As fort he federal investigation, other members of the Bentley administration and campaign team could face charges, attorney Donald Watkins reports on his Facebook page, but the probe is expected to focus on the governor and his advisor/mistress. The investigation is under the direction of the U.S. Justice Department's Public Integrity Section, based in Washington, D.C., Watkins reports:
Our Facebook news team has confirmed this afternoon that federal prosecutors in Washington are expected to bring public corruption charges against Governor Robert Bentley and his mistress/political consultant, Rebekah Mason. Other gubernatorial and campaign staffers may be charged as well.
The focus of the federal probe is on Bentley and Mason, and it is intense. Mason’s involvement in the corruption scheme was more extensive than what has been publicly reported.
As for Bentley's efforts to sic law enforcement on Watkins and me in retaliation for our accurate reporting about his affair with Mason, that also was more extensive than has been publicly reported.
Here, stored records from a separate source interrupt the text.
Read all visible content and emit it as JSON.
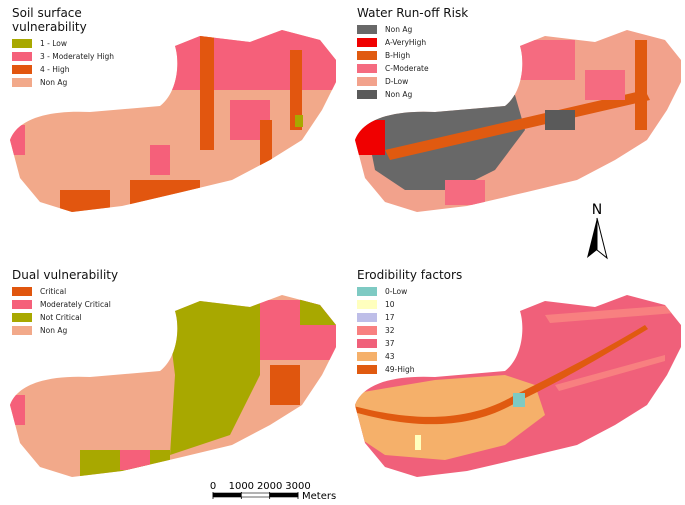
{
  "maps": [
    {
      "title": "Soil surface vulnerability",
      "legend": [
        {
          "label": "1 - Low",
          "color": "#a8a800"
        },
        {
          "label": "3 - Moderately High",
          "color": "#f5607a"
        },
        {
          "label": "4 - High",
          "color": "#e2560f"
        },
        {
          "label": "Non Ag",
          "color": "#f2a98a"
        }
      ]
    },
    {
      "title": "Water Run-off Risk",
      "legend": [
        {
          "label": "Non Ag",
          "color": "#686868"
        },
        {
          "label": "A-VeryHigh",
          "color": "#f00000"
        },
        {
          "label": "B-High",
          "color": "#e05a10"
        },
        {
          "label": "C-Moderate",
          "color": "#f56b80"
        },
        {
          "label": "D-Low",
          "color": "#f2a28c"
        },
        {
          "label": "Non Ag",
          "color": "#5a5a5a"
        }
      ]
    },
    {
      "title": "Dual vulnerability",
      "legend": [
        {
          "label": "Critical",
          "color": "#e0560e"
        },
        {
          "label": "Moderately Critical",
          "color": "#f5607a"
        },
        {
          "label": "Not Critical",
          "color": "#a8a800"
        },
        {
          "label": "Non Ag",
          "color": "#f2a98a"
        }
      ]
    },
    {
      "title": "Erodibility factors",
      "legend": [
        {
          "label": "0-Low",
          "color": "#7ecac3"
        },
        {
          "label": "10",
          "color": "#ffffbe"
        },
        {
          "label": "17",
          "color": "#bebee8"
        },
        {
          "label": "32",
          "color": "#f88080"
        },
        {
          "label": "37",
          "color": "#f0607a"
        },
        {
          "label": "43",
          "color": "#f5b06a"
        },
        {
          "label": "49-High",
          "color": "#e05a10"
        }
      ]
    }
  ],
  "scale_bar": {
    "ticks": [
      0,
      1000,
      2000,
      3000
    ],
    "unit": "Meters"
  },
  "north_label": "N"
}
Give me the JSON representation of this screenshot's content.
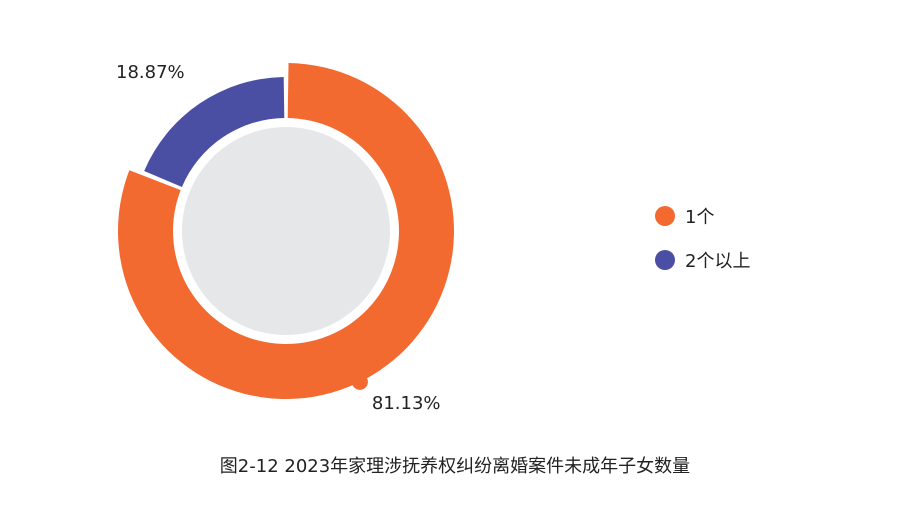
{
  "chart_data": {
    "type": "pie",
    "categories": [
      "1个",
      "2个以上"
    ],
    "values": [
      81.13,
      18.87
    ],
    "value_labels": [
      "81.13%",
      "18.87%"
    ],
    "colors": [
      "#F26A30",
      "#4A4FA3"
    ],
    "legend_position": "right"
  },
  "legend": {
    "items": [
      "1个",
      "2个以上"
    ]
  },
  "caption": "图2-12  2023年家理涉抚养权纠纷离婚案件未成年子女数量"
}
Writes Watkins:
In violation of federal laws, the governor also ordered state law enforcement officials to use the federal National Crime Information Center (NCIC) and the Law Enforcement Tactical System (LETS), as well as data banks of other state and federal regulatory agencies, to find any incriminating evidence that might be used against Legal Schnauzer blogger Roger Alan Shuler and me. Accessing the national criminal databases for the purpose of retaliating against the governor’s critics and political adversaries is a federal offense.
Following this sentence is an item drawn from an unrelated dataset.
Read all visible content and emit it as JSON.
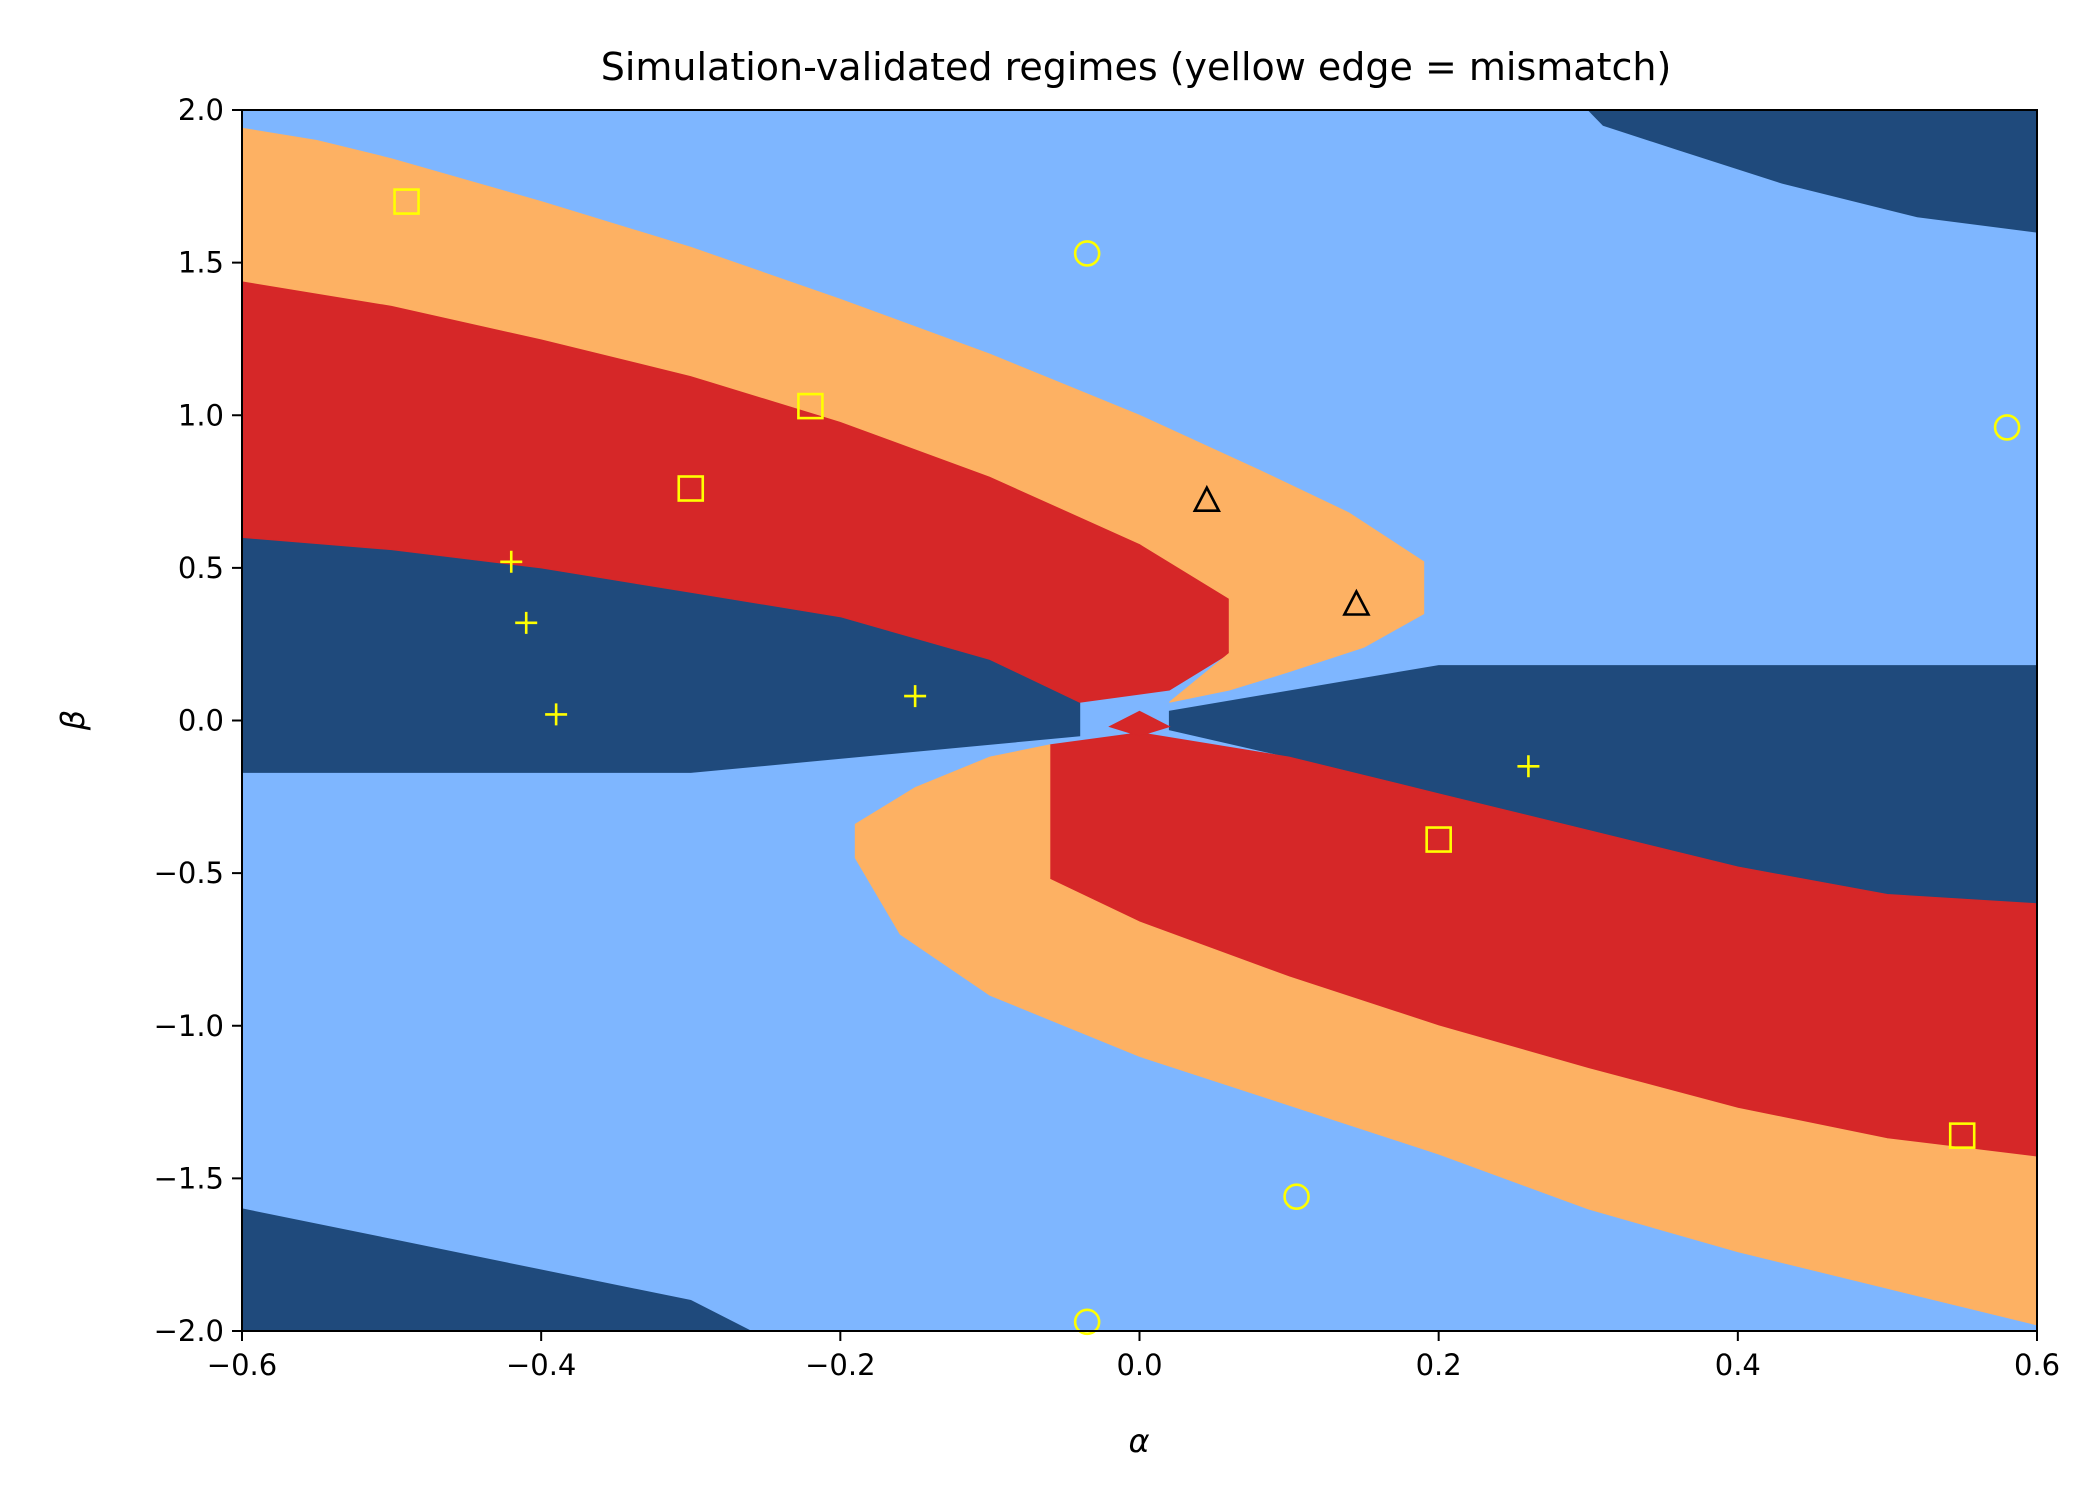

Earlier reports indicated former Alabama Law Enforcement Agency (ALEA) chief Spencer Collier refused to carry out Bentley's order to seek dirt via the NCIC and LETS. But Watkins reports that Bentley went beyond seeking criminal data, and that raises this question: Did Bentley find someone to carry out his unlawful mission against Watkins and me, and if so, who was it?
Prosecutors apparently do not expect the Bentley/Mason case to be particularly challenging. Writes Watkins:
Prosecutors have determined that they do not need the assistance or cooperation of Rebekah Mason in bringing the expected criminal charges. They have determined that the Bentley-Mason public corruption was widespread, ingrained, and fairly open. Staffers who tried to reign in this corruption were chastised by the governor and, in some cases, fired and later smeared.
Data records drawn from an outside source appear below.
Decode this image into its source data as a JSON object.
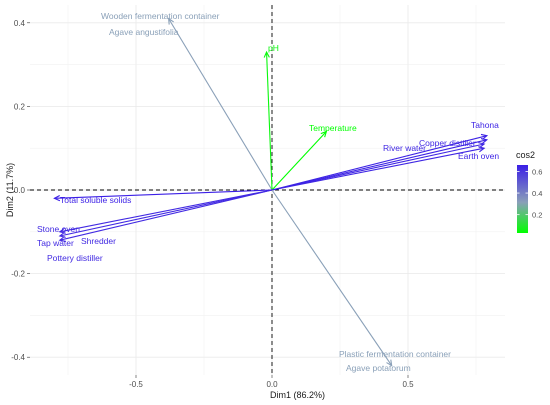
{
  "chart_data": {
    "type": "scatter",
    "subtype": "pca-variable-biplot",
    "title": "",
    "xlabel": "Dim1 (86.2%)",
    "ylabel": "Dim2 (11.7%)",
    "xlim": [
      -0.9,
      0.95
    ],
    "ylim": [
      -0.48,
      0.45
    ],
    "x_ticks": [
      -0.5,
      0.0,
      0.5
    ],
    "x_tick_labels": [
      "-0.5",
      "0.0",
      "0.5"
    ],
    "y_ticks": [
      -0.4,
      -0.2,
      0.0,
      0.2,
      0.4
    ],
    "y_tick_labels": [
      "-0.4",
      "-0.2",
      "0.0",
      "0.2",
      "0.4"
    ],
    "grid": true,
    "reference_lines": {
      "x": 0,
      "y": 0,
      "style": "dashed"
    },
    "legend": {
      "title": "cos2",
      "placement": "right",
      "ticks": [
        0.6,
        0.4,
        0.2
      ],
      "tick_labels": [
        "0.6",
        "0.4",
        "0.2"
      ],
      "color_low": "#00ff00",
      "color_mid": "#8aa0b8",
      "color_high": "#3b1fe6"
    },
    "variables": [
      {
        "name": "Wooden fermentation container",
        "x": -0.38,
        "y": 0.41,
        "cos2": 0.3
      },
      {
        "name": "Agave angustifolia",
        "x": -0.38,
        "y": 0.41,
        "cos2": 0.3
      },
      {
        "name": "pH",
        "x": -0.02,
        "y": 0.33,
        "cos2": 0.05
      },
      {
        "name": "Temperature",
        "x": 0.2,
        "y": 0.14,
        "cos2": 0.03
      },
      {
        "name": "Tahona",
        "x": 0.79,
        "y": 0.13,
        "cos2": 0.65
      },
      {
        "name": "Copper distiller",
        "x": 0.78,
        "y": 0.11,
        "cos2": 0.64
      },
      {
        "name": "River water",
        "x": 0.78,
        "y": 0.1,
        "cos2": 0.64
      },
      {
        "name": "Earth oven",
        "x": 0.79,
        "y": 0.12,
        "cos2": 0.65
      },
      {
        "name": "Total soluble solids",
        "x": -0.8,
        "y": -0.02,
        "cos2": 0.66
      },
      {
        "name": "Stone oven",
        "x": -0.78,
        "y": -0.1,
        "cos2": 0.63
      },
      {
        "name": "Tap water",
        "x": -0.78,
        "y": -0.11,
        "cos2": 0.63
      },
      {
        "name": "Shredder",
        "x": -0.78,
        "y": -0.11,
        "cos2": 0.63
      },
      {
        "name": "Pottery distiller",
        "x": -0.78,
        "y": -0.12,
        "cos2": 0.63
      },
      {
        "name": "Plastic fermentation container",
        "x": 0.44,
        "y": -0.42,
        "cos2": 0.3
      },
      {
        "name": "Agave potatorum",
        "x": 0.44,
        "y": -0.42,
        "cos2": 0.3
      }
    ]
  }
}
Bentley appears to be in an unstable state of mind, and that could lead prosecutors to turn to an unusual tactic:
This morning, Bentley announced that he has asked God to forgive him. He again asked the people of Alabama to forgive him. Bentley did not specify why he needed forgiveness. Federal prosecutors, however, are not expected to forgive the governor.
Despite a mountain of evidence that Bentley personally directed or approved specific acts of public corruption, the governor has refused to resign. Individuals with close contact with the governor say that Bentley is erratic, delusional, and paranoid at this juncture. For this reason, federal prosecutors are considering expediting the initiation of the criminal justice process by filing of a prosecutor’s “complaint,” as opposed to using the longer and more standard criminal indictment process.
Our news team was not able to confirm when the criminal charges against Bentley and Mason will be filed.